TLDR
Naomi “Nomz” Bistline went from an FLDS offshoot, a criminal conviction, and life as a cult leader’s spiritual wife to a Netflix docuseries and a first single aimed at reclaiming her voice.
When Naomi Bistline walked into a Texas prison music room audition, she asked to play guitar. Instead, she ended up standing in front of a microphone, singing Miley Cyrus’s “Flowers” a cappella. The band chose her as lead vocalist. It was an unexpected spotlight at the lowest point of her life, and a quiet beginning to the public voice she has now.
Bistline, now 27, was serving a 21-month sentence for unlawfully removing minors from state custody. She has said she acted under the direction of Sam Bateman, the self-proclaimed prophet who led a splinter group tied to the Fundamentalist Church of Jesus Christ of Latter-Day Saints, or FLDS. He positioned himself as the spiritual heir to Warren Jeffs, the imprisoned FLDS president whose name became synonymous with abuse inside the sect.
Within Bateman’s isolated world, Bistline was listed as the 13th of his 23 spiritual wives. Nine of those were girls as young as nine.
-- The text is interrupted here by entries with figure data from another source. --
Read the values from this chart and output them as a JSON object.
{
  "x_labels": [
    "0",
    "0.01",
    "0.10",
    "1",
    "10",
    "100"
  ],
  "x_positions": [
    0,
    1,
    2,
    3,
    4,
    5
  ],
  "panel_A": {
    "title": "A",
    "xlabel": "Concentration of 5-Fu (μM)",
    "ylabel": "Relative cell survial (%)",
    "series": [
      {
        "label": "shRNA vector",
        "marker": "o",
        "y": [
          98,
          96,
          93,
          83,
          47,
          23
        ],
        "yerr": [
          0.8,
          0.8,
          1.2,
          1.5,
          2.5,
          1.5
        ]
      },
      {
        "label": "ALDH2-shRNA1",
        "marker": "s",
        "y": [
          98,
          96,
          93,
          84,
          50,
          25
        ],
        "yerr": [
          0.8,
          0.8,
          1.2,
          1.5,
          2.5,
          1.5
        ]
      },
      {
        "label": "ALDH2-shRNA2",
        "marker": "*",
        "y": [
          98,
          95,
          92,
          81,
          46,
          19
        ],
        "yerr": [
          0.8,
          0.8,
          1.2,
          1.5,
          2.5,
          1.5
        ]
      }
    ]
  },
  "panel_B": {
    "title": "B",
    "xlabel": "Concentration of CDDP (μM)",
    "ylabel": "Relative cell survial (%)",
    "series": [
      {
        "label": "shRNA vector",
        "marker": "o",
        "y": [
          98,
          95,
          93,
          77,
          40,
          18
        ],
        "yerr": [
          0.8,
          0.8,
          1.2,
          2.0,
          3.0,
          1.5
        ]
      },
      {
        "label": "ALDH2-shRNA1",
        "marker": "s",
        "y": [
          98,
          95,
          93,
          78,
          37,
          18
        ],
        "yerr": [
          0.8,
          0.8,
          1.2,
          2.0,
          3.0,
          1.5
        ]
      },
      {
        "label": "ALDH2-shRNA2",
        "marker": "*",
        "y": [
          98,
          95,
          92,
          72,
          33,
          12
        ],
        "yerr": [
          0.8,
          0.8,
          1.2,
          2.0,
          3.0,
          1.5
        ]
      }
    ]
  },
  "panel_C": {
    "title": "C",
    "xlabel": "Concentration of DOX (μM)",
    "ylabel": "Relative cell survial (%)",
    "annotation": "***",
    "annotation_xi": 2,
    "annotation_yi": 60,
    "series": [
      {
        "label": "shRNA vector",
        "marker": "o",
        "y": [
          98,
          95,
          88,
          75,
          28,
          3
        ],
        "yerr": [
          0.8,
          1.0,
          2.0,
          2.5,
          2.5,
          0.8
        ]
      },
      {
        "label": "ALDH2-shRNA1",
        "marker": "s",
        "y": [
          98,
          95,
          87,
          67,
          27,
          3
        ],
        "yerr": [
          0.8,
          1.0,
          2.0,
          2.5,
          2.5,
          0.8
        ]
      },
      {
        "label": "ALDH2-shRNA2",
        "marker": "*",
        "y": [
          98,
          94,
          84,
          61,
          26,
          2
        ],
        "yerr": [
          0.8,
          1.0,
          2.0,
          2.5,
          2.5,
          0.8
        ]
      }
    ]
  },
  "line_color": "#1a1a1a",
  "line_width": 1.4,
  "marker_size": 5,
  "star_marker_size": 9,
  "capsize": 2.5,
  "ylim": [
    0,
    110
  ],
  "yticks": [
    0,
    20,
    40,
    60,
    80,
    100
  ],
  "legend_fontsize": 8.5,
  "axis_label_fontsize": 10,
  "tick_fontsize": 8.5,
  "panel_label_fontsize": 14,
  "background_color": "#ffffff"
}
Court records and reporting state that Bateman sexually abused all of them, folding criminal acts into a language of revelation and obedience that blurred consent and choice for the adults around him.
Netflix’s “Trust Me: The False Prophet” pulls back the curtain on that system. The docuseries centers in part on Christine Marie, PhD, a cult-psychology expert who infiltrated Bateman’s circle while posing as a filmmaker. Her footage became evidence for law enforcement and a lifeline for women like Bistline, who were starting to question the man they had been told spoke for God.

In September 2022, the FBI raided Bateman’s compound in Colorado City, Arizona, and placed the group’s minors in state custody. Prosecutors say that two months later, Bateman instructed Bistline and two other followers to retrieve the girls and take them out of state. The women were arrested in Washington and then returned to Arizona. That decision now sits at the center of Bistline’s public image: both a crime and a symbol of the powerful grip of coercive control.
For audiences who remember the headlines about Warren Jeffs, Bistline’s story feels like a new chapter in a long, painful saga out of Short Creek, the community on the Arizona-Utah border that once embodied the FLDS’s power. The difference is that this time, one of the women who grew up inside is narrating her own transformation on camera, in real time.
Secular music is still a relatively new terrain for her. Growing up under Jeffs, everything was hymns and religious choruses. Today her playlists include Olivia Rodrigo, Faouzia, Benson Boone, Bruno Mars, and Lady Gaga. She recently listened to Hole for the first time after Courtney Love commented on one of her Instagram posts, a surreal brush with 1990s rock royalty for someone who spent her girlhood cut off from pop culture entirely.
In prison, songwriting became a form of trauma recovery. Bistline started scribbling lyrics that tried to untangle love, fear, loyalty, and betrayal. Eighteen months after her release, she is still in Short Creek but is actively planning an exit, preparing to film a first music video and release a debut single that will introduce her not as a former spiritual wife, but as an artist.
She is also studying psychology, hoping to understand the machinery of coercion that once dictated every corner of her life. She has begun speaking publicly about cult dynamics and abusive relationships, extending the work she does on “Trust Me: The False Prophet” into advocacy beyond the Netflix screen.
The reputational stakes for Bistline are complicated. She will always carry the record of her conviction and the shadow of Bateman’s crimes. Yet by attaching her name and face to a docuseries, and by leaning into music that foregrounds autonomy, she is wagering that transparency will matter more than secrecy. For now, the girl who once sang only hymns within a closed community is singing her way out, one song and one testimony at a time.
How should history remember Naomi “Nomz” Bistline, as an accomplice, a survivor, an emerging artist, or some combination of all three?